COCと独立経営<763> コロナが加速する特約店不要時代 – 関 匤

最近の民放BS放送は通販番組のオンパレードです。

宝石や衣料通販で画面に購入者数のカウンターが表示される番組があります。数万円の宝飾品で1000人超、数千円の衣料で6000人ほどといったところです。自分なりに原価を推定しながら、放映の諸コスト、税・送料負担を差し引いてけっこうな利益が出ているようです。SSのガソリンと違って在庫負担が重い商品ですから、15分、30分でキャッシュに変わるなら御の字という考え方もあるでしょう。

もっとも、利益が出るからやっているのでしょう。サブスクで生鮮品や料理を毎月届ける通販も増えてきました。飲食店の稼働率が著しく低下しているため、生産者が直接家庭と結びつこうとしています。流通ルートを中抜きできるので魅力的な価格も可能です。

また、ふつうの人には敷居の高い有名料理店のメニューを真空パックで送る番組もあります(どれほど通販番組観ているの?)。店で待っていても客が来ないので、この際、広く味を知ってもらおうというものでしょう。ある種、涙ぐましいものがあります。

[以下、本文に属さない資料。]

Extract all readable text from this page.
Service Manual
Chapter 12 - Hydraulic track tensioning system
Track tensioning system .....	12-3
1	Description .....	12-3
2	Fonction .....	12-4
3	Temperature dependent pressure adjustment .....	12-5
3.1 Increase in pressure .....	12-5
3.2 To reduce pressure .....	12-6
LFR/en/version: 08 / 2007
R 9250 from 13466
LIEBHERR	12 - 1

通販番組の活況ぶりとは、彼らが「巣ごもり消費」という新しい市場のすそ野を一気に拡大する戦略ではないでしょうか。アマゾンの21年第1四半期売上げは前年同期比44%増、第2四半期は27%増でした。世界がコロナパンデミック突入後、全米で一ドル消費当り50セントがアマゾンだそうです(「小売り未来」プレジデント社)。

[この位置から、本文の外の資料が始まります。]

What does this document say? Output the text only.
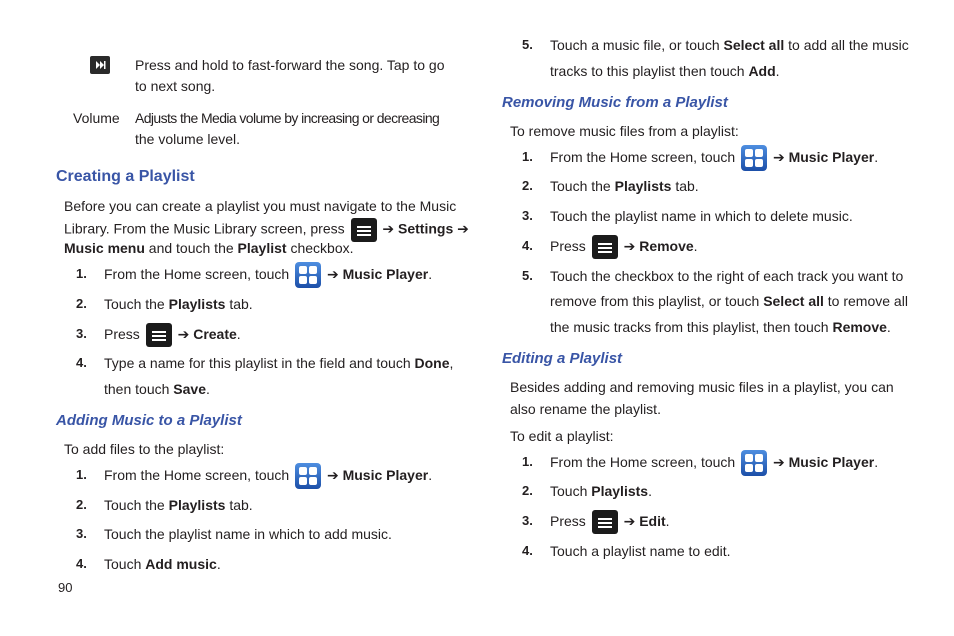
Press and hold to fast-forward the song. Tap to go
to next song.
Volume Adjusts the Media volume by increasing or decreasing
the volume level.
Creating a Playlist
Before you can create a playlist you must navigate to the Music
Library. From the Music Library screen, press	➔ Settings ➔
Music menu and touch the Playlist checkbox.
1. From the Home screen, touch	➔ Music Player.
2. Touch the Playlists tab.
3. Press	➔ Create.
4. Type a name for this playlist in the field and touch Done,
then touch Save.
Adding Music to a Playlist
To add files to the playlist:
1. From the Home screen, touch	➔ Music Player.
2. Touch the Playlists tab.
3. Touch the playlist name in which to add music.
4. Touch Add music.
90
5. Touch a music file, or touch Select all to add all the music
tracks to this playlist then touch Add.
Removing Music from a Playlist
To remove music files from a playlist:
1. From the Home screen, touch	➔ Music Player.
2. Touch the Playlists tab.
3. Touch the playlist name in which to delete music.
4. Press	➔ Remove.
5. Touch the checkbox to the right of each track you want to
remove from this playlist, or touch Select all to remove all
the music tracks from this playlist, then touch Remove.
Editing a Playlist
Besides adding and removing music files in a playlist, you can
also rename the playlist.
To edit a playlist:
1. From the Home screen, touch	➔ Music Player.
2. Touch Playlists.
3. Press	➔ Edit.
4. Touch a playlist name to edit.
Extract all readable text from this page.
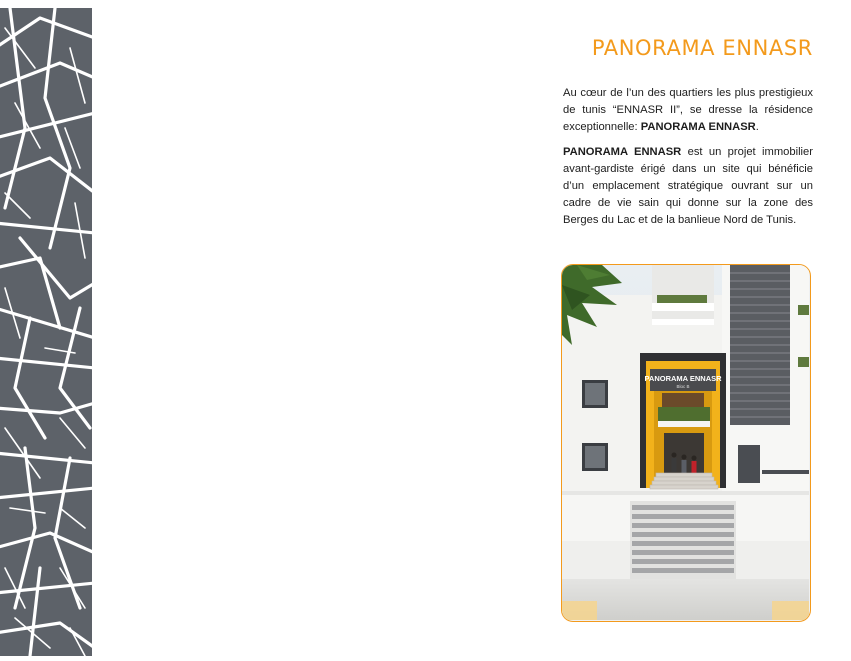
PANORAMA ENNASR

Au cœur de l’un des quartiers les plus prestigieux de tunis “ENNASR II”, se dresse la résidence exceptionnelle: PANORAMA ENNASR.

PANORAMA ENNASR est un projet immobilier avant-gardiste érigé dans un site qui bénéficie d’un emplacement stratégique ouvrant sur un cadre de vie sain qui donne sur la zone des Berges du Lac et de la banlieue Nord de Tunis.

PANORAMA ENNASR
Bloc B
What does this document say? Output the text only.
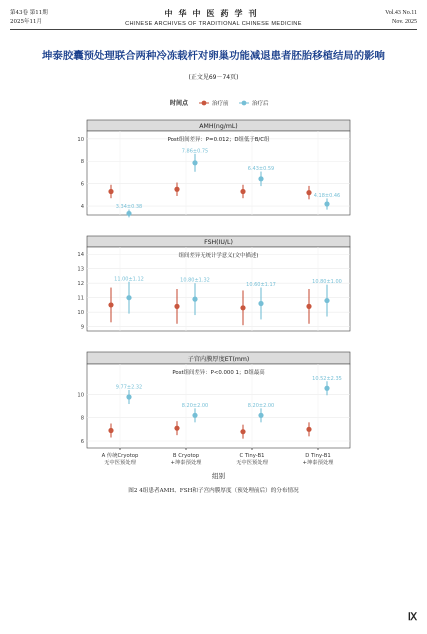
第43卷 第11期
2025年11月
中华中医药学刊
CHINESE ARCHIVES OF TRADITIONAL CHINESE MEDICINE
Vol.43 No.11
Nov. 2025
坤泰胶囊预处理联合两种冷冻载杆对卵巢功能减退患者胚胎移植结局的影响
(正文见69－74页)
时间点	治疗前	治疗后
AMH(ng/mL)
4
6
8
10	Post组间差异：P=0.012；D组低于B/C组
3.34±0.38
7.86±0.75
6.43±0.59
4.18±0.46
FSH(IU/L)
9
10
11
12
13
14	组间差异无统计学意义(文中描述)
11.00±1.12	10.80±1.32
10.60±1.17	10.80±1.00
子宫内膜厚度ET(mm)
6
8
10
Post组间差异：P<0.000 1；D组最高
9.77±2.32
8.20±2.00	8.20±2.00
10.52±2.35
A 传统Cryotop
无中医预处理
B Cryotop
+坤泰预处理
C Tiny-B1
无中医预处理
D Tiny-B1
+坤泰预处理
组别
图2 4组患者AMH、FSH和子宫内膜厚度（预处理前后）的分布情况
Ⅸ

ワイドショーでコメンテーターが悲観的なコメントばかり述べている一方で、地に足の着いた商業の世界ではコロナが様々な変化の引き金を引いています。

よく言われるのは、コロナは起こりつつあった変化を顕在化し加速させているということです。とりわけスマホのインフラです。内閣府の直近の保有率調査で単身世帯は76%、2人以上世帯は89%に達しています。70歳以上でも2人以上世帯は74%の普及率です。どこにいても買い物ができるインフラが出来上がっています。

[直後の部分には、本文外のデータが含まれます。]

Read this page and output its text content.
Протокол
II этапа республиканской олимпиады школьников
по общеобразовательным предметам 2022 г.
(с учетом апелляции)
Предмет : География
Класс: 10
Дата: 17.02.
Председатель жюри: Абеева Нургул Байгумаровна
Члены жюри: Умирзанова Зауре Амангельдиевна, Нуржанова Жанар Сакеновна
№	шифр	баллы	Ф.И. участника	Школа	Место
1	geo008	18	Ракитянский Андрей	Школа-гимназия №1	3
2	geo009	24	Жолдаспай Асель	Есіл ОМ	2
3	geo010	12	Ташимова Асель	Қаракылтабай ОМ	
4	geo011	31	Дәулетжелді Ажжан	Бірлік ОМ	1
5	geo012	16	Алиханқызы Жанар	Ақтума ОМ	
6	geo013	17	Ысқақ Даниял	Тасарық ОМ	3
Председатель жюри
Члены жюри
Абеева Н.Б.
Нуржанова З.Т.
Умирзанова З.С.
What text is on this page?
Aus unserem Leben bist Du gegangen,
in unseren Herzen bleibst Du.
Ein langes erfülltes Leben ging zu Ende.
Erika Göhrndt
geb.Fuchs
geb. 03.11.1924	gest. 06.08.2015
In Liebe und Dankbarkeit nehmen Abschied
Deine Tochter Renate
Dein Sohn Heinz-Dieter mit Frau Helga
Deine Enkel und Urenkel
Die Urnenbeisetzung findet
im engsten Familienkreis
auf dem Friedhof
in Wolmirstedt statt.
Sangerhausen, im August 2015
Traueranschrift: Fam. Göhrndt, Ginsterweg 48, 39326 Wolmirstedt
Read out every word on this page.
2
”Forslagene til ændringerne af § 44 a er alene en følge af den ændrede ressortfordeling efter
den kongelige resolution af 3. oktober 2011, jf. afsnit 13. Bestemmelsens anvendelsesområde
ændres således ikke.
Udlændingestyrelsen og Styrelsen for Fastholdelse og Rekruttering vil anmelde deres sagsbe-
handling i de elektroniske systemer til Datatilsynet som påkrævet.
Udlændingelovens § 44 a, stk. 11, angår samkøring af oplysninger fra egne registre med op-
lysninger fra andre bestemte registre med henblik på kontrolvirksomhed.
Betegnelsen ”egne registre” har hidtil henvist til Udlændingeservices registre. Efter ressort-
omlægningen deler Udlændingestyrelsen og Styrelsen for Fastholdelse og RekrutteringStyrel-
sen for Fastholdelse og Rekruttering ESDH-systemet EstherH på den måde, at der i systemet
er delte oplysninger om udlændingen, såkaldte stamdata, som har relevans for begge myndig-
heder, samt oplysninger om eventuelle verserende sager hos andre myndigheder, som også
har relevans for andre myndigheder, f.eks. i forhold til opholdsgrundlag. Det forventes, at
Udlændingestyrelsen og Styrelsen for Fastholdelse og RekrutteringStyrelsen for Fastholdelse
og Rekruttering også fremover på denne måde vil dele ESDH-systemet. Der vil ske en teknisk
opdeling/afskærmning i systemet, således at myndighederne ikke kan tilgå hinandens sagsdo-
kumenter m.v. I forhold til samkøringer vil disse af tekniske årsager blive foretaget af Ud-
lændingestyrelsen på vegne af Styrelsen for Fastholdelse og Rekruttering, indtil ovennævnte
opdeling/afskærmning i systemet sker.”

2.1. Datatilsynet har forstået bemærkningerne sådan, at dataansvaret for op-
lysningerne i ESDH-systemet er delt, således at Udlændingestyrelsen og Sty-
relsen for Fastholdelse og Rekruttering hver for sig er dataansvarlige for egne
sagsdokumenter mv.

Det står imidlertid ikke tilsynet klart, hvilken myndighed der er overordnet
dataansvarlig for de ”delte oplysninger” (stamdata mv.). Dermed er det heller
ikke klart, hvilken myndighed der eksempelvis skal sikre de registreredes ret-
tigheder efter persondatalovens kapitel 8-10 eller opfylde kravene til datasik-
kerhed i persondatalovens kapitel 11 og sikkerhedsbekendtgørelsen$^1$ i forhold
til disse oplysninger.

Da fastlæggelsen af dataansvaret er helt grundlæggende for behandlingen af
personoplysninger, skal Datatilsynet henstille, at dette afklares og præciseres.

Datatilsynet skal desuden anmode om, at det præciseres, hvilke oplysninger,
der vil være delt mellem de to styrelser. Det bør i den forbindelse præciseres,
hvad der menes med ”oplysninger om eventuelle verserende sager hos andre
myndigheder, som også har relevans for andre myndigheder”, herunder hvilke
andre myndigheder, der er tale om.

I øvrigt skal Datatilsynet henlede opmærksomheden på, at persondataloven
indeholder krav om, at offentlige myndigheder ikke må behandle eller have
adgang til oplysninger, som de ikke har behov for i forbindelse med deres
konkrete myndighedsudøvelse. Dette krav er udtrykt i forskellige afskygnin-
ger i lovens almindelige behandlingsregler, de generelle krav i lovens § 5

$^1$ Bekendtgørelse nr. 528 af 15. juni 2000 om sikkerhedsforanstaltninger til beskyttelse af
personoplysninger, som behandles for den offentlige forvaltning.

COCのPB店ではスマホ給油を導入するところが増えてきました。店頭注文画面に非接触で給油できるため、予想以上の立ち上がりだそうです。自動車業界は5年以上前から、スマホやナビ操作で給油はもちろんレストランやドライブスルーを事前予約して、ナビで店舗誘導するサービスが登場しています。

石油業界の話になりますが、ENEOSと出光興産が中期経営計画でSSを含めた事業構想図を公表しています。事業データベースのビッグデータをAIが解析して事業間連携のサービス体制を構築するものです。

そこにはもはや「SS」という言葉はありません。ENEOSは「プラットフォーム」であり出光は「スマートよろずや」です。

そこで展開されるサービスですが、カーシェアリング、コインランドリー、宅配ボックス、EV充電などはほぼ無人サービスです。給油も事実上、無人化されています。その他のサービスもFC系ばかりです。わずかに人間の臭いがするのはメンテナンスぐらいです。

AI、IoTによるサービス集積であり、中央のコントロールで統合管理する考え方です。となると、中計構想で必要なくなる存在があります。「特約店」です。構想図のどこに経営者が入り込む余地があるのでしょうか。必要なのは運営者であって、経営者一族ではありません。

いかなテレビ通販やアマゾンでも、「特約店」が挟まれば彼らのビジネスが成立しないのと同じ理屈です。そしてコロナで環境変化は加速しているのです。

各地の石商が「カーボンニュートラル」に異議を表明していますが、それよりも「すぐそこにある危機(特約店不要)」には危惧を覚えないのでしょうか。